Board chair Tameka Collier was seemingly unaware of the law when she complained to the Council at the annual BEGA oversight hearing this spring that the board felt uninformed about Office activity and was not prepared to respond when aggrieved agency heads complained about enforcement opinions by the Office head, Traci Hughes.

The Office in recent months had issued critical opinions about high profile agencies such as the nonprofit board operating the United Medical Center, the charter school board, a mayoral commission and a judicial nominations committee. The office sued one agency in Superior Court when repeated efforts failed to gain compliance with open meetings rules.

Public witnesses, including the D.C. Open Government Coalition, praised Hughes’s work, in contrast to the board vote to deny her a new term when her appointment ended this spring.

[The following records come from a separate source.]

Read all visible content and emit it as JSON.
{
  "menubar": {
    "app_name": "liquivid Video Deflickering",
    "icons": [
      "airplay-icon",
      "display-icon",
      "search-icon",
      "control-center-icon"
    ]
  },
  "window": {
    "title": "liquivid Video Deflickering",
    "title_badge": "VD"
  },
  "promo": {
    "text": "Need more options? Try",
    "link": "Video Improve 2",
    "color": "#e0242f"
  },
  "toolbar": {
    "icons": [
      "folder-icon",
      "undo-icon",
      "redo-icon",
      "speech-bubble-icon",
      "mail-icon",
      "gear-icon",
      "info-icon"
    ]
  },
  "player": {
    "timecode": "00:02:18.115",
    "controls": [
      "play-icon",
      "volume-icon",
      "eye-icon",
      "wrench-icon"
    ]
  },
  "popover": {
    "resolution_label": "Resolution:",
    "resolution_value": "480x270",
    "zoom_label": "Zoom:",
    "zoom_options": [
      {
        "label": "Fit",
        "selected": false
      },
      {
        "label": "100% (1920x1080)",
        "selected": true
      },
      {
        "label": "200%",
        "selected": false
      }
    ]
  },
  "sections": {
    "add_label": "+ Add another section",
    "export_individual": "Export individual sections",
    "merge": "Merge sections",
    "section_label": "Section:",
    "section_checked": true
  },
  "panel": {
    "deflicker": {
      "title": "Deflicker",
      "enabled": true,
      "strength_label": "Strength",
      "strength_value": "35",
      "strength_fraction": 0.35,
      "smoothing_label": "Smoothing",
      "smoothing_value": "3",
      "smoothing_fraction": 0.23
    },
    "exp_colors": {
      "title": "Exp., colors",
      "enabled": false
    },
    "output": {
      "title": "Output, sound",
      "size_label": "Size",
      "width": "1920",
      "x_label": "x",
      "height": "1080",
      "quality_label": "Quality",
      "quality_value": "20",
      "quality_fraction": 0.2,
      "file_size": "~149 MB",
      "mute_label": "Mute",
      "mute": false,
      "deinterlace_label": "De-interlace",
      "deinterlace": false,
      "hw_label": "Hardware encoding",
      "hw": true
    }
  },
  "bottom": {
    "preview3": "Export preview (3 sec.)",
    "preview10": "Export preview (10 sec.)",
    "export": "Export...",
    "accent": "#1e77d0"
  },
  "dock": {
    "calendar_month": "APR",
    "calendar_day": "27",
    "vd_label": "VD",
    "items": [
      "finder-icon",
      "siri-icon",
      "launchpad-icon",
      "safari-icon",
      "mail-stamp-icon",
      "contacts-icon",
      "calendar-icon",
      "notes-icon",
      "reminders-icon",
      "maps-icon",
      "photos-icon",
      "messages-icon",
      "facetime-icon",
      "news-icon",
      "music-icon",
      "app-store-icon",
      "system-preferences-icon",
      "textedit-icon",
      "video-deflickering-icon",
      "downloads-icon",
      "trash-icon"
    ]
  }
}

Collier acknowledged she had consulted with the mayor’s office about her frustrations and her search for a “legislative solution” to the independence of the Office. Because of the thin rationale offered by Collier for the board action, Council member Charles Allen expressed concerns that the board stance frayed the trust of the community.

The budget vote was the first of two. Changes are common before the final vote and advocates will certainly be letting Council members hear their questions and concerns about the marked shift away from the original intent in the law.

The changes in the Office of Open Government are in the “BEGA Amendment Act,” included in the 2019 Budget Support Act, Bill 22-753. See pp. 22-40 of the committee print of the bill (Title I, Section Eye).